Perhatikan beberapa catatan/kasus di bawah ini dan mungkin terjadi saat pembelajaran di kelas, mana yang biasa Bapak/Ibu lakukan?

Situasi Kelas (Pembelajaran)

Respon Guru Tradisional yang Fokus Pada Intruksional

Respon Guru Berbasis Efikasi Diri (Social Emosional Learning/SEL)

Murid terlihat bosan atau mengeluh materi sulit

Menegur murid agar tetap fokus dan mengingatkan tentang nilai atau ujian yang akan datang.

Melakukan check-in emosi atau energy breaker.

Murid frustrasi karena tidak paham materi yang sangat sulit.

Menganggap murid kurang belajar dan memintanya untuk lebih rajin membaca buku paket secara mandiri di rumah.

Validasi emosi dan memberikan scaffolding.

Murid terus bertanya atau takut mencoba sendiri.

Langsung memberikan jawaban benar agar kelas tetap kondusif dan tidak membuang waktu pelajaran.

Memberi strategi agar murid mencoba sendiri.

Murid mengekspresikan emosi negatif (kecewa/marah/sedih, dll).

Menilai perilaku tersebut sebagai tindakan indisipliner dan memberikan teguran atau hukuman agar murid diam.
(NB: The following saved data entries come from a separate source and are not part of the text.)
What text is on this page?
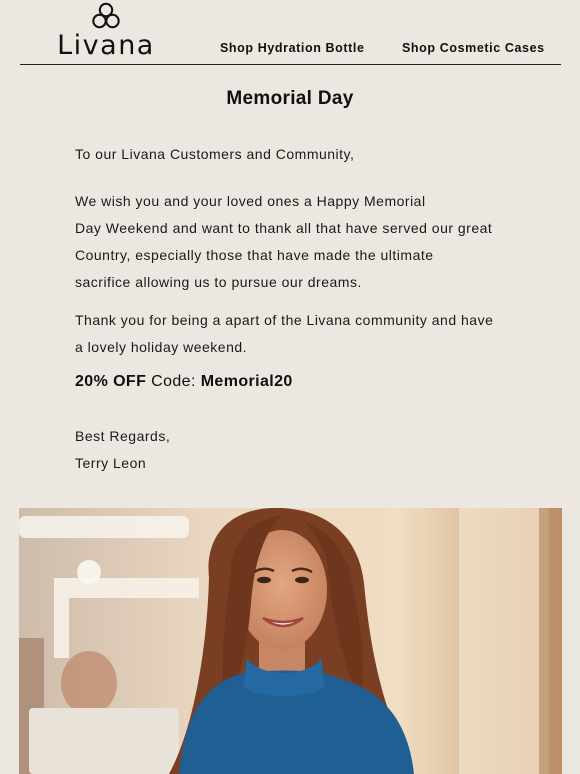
Livana	Shop Hydration Bottle	Shop Cosmetic Cases
Memorial Day
To our Livana Customers and Community,
We wish you and your loved ones a Happy Memorial
Day Weekend and want to thank all that have served our great
Country, especially those that have made the ultimate
sacrifice allowing us to pursue our dreams.
Thank you for being a apart of the Livana community and have
a lovely holiday weekend.
20% OFF Code: Memorial20
Best Regards,
Terry Leon
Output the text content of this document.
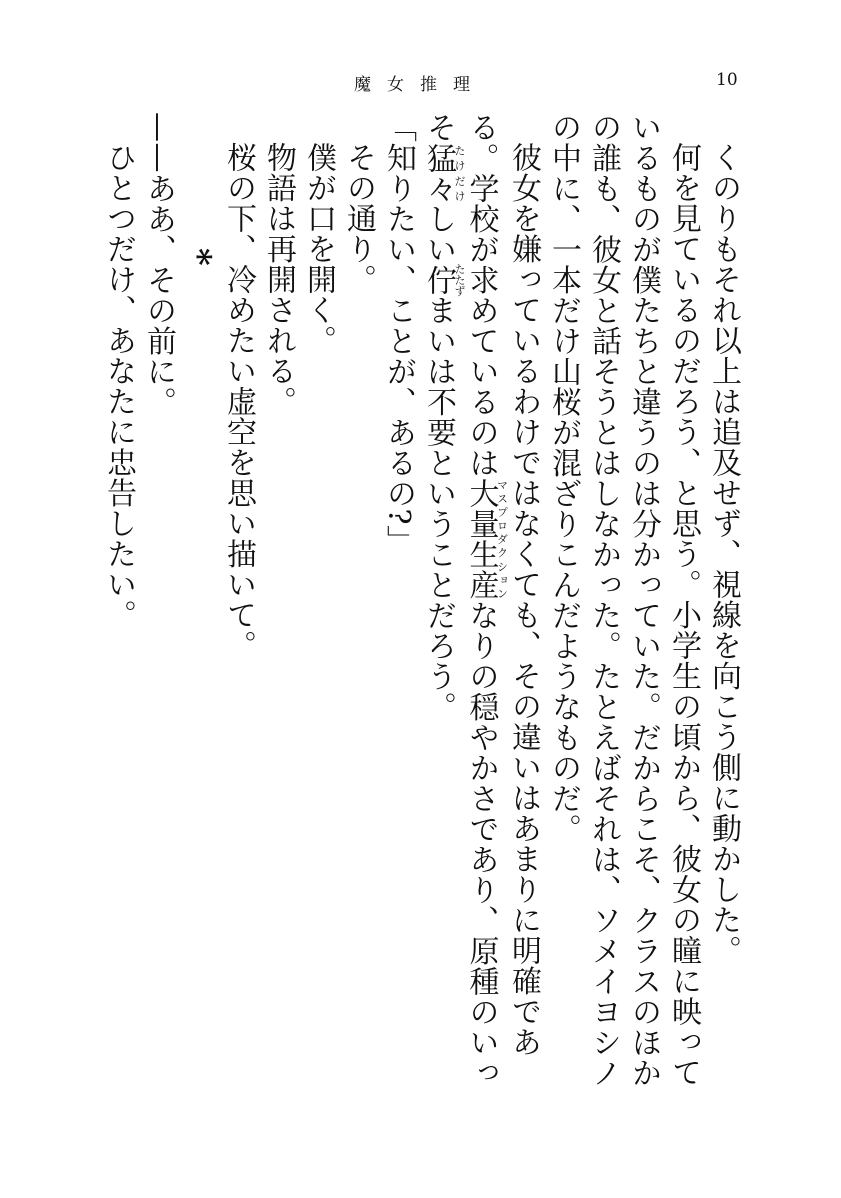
魔女推理	10

くのりもそれ以上は追及せず、視線を向こう側に動かした。

何を見ているのだろう、と思う。小学生の頃から、彼女の瞳に映っているものが僕たちと違うのは分かっていた。だからこそ、クラスのほかの誰も、彼女と話そうとはしなかった。たとえばそれは、ソメイヨシノの中に、一本だけ山桜が混ざりこんだようなものだ。

彼女を嫌っているわけではなくても、その違いはあまりに明確である。学校が求めているのは大量生産マスプロダクションなりの穏やかさであり、原種のいっそ猛々たけだけしい佇たたずまいは不要ということだろう。

「知りたい、ことが、あるの?」

その通り。

僕が口を開く。

物語は再開される。

桜の下、冷めたい虚空を思い描いて。

*

——ああ、その前に。

ひとつだけ、あなたに忠告したい。
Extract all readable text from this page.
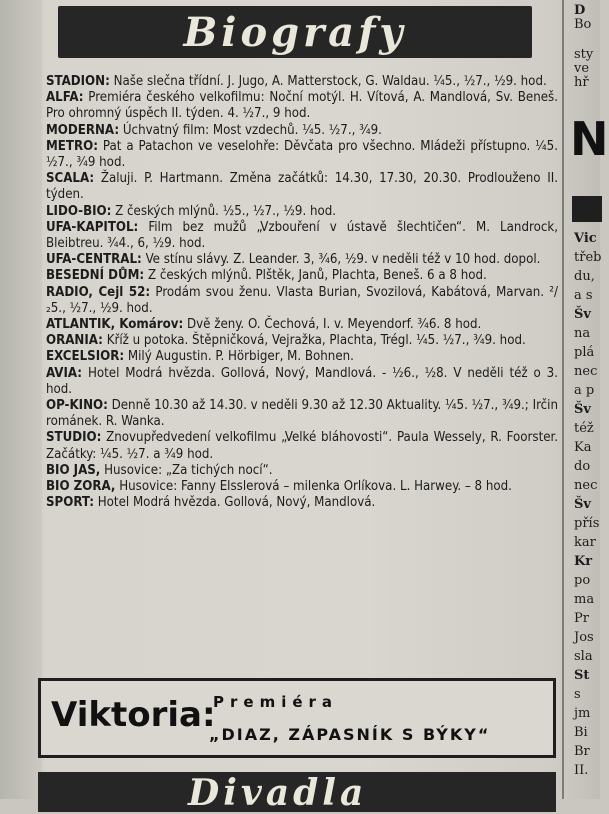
Biografy

STADION: Naše slečna třídní. J. Jugo, A. Matterstock, G. Waldau. ¼5., ½7., ½9. hod.

ALFA: Premiéra českého velkofilmu: Noční motýl. H. Vítová, A. Mandlová, Sv. Beneš. Pro ohromný úspěch II. týden. 4. ½7., 9 hod.

MODERNA: Úchvatný film: Most vzdechů. ¼5. ½7., ¾9.

METRO: Pat a Patachon ve veselohře: Děvčata pro všechno. Mládeži přístupno. ¼5. ½7., ¾9 hod.

SCALA: Žaluji. P. Hartmann. Změna začátků: 14.30, 17.30, 20.30. Prodlouženo II. týden.

LIDO-BIO: Z českých mlýnů. ½5., ½7., ½9. hod.

UFA-KAPITOL: Film bez mužů „Vzbouření v ústavě šlechtičen“. M. Landrock, Bleibtreu. ¾4., 6, ½9. hod.

UFA-CENTRAL: Ve stínu slávy. Z. Leander. 3, ¾6, ½9. v neděli též v 10 hod. dopol.

BESEDNÍ DŮM: Z českých mlýnů. Plštěk, Janů, Plachta, Beneš. 6 a 8 hod.

RADIO, Cejl 52: Prodám svou ženu. Vlasta Burian, Svozilová, Kabátová, Marvan. ²/₂5., ½7., ½9. hod.

ATLANTIK, Komárov: Dvě ženy. O. Čechová, I. v. Meyendorf. ¾6. 8 hod.

ORANIA: Kříž u potoka. Štěpničková, Vejražka, Plachta, Trégl. ¼5. ½7., ¾9. hod.

EXCELSIOR: Milý Augustin. P. Hörbiger, M. Bohnen.

AVIA: Hotel Modrá hvězda. Gollová, Nový, Mandlová. - ½6., ½8. V neděli též o 3. hod.

OP-KINO: Denně 10.30 až 14.30. v neděli 9.30 až 12.30 Aktuality. ¼5. ½7., ¾9.; Irčin románek. R. Wanka.

STUDIO: Znovupředvedení velkofilmu „Velké bláhovosti“. Paula Wessely, R. Foorster. Začátky: ¼5. ½7. a ¾9 hod.

BIO JAS, Husovice: „Za tichých nocí“.

BIO ZORA, Husovice: Fanny Elsslerová – milenka Orlíkova. L. Harwey. – 8 hod.

SPORT: Hotel Modrá hvězda. Gollová, Nový, Mandlová.

Viktoria:
Premiéra
„DIAZ, ZÁPASNÍK S BÝKY“
Divadla
D
Bo
sty
ve
hř
Vic
třeb
du,
a s
Šv
na
plá
nec
a p
Šv
též
Ka
do
nec
Šv
přís
kar
Kr
po
ma
Pr
Jos
sla
St
s
jm
Bi
Br
II.
N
Menunjukkan simpati dan mencari akar masalah

Murid terlibat konflik kecil dengan teman saat kerja kelompok.

Meminta mereka diam atau memisahkan kelompok secara paksa tanpa menyelesaikan inti permasalahan antar individu.

Melatih komunikasi untuk resolusi konflik.

Transisi antar mata pelajaran yang berisik/kacau.

Berteriak meminta tenang atau memukul penggaris ke meja untuk mendapatkan perhatian murid secara instan.

Membantu murid mengelola emosi dan energi yang meluap dari pelajaran sebelumnya, misalnya dengan teknik STOP.

dll ... kasus lainnya

 

 

 

Mari Kita sedikit kupas.

Strategi pengajaran yang membangun keterampilan sosial emosional pada dasarnya merupakan perwujudan kinerja guru dalam menerapkan berbagai pendekatan untuk menumbuhkan efikasi diri pada murid.

Dalam konteks ini, efikasi diri bukan sekadar kepercayaan diri biasa, melainkan kemampuan murid untuk mengelola emosinya secara efektif dan menggunakan keterampilan sosial emosionalnya guna mengatasi berbagai tantangan yang muncul dalam proses pembelajaran. Dengan efikasi diri yang kuat, murid tidak hanya menjadi pembelajar yang cerdas secara akademik, tetapi juga tangguh secara mental.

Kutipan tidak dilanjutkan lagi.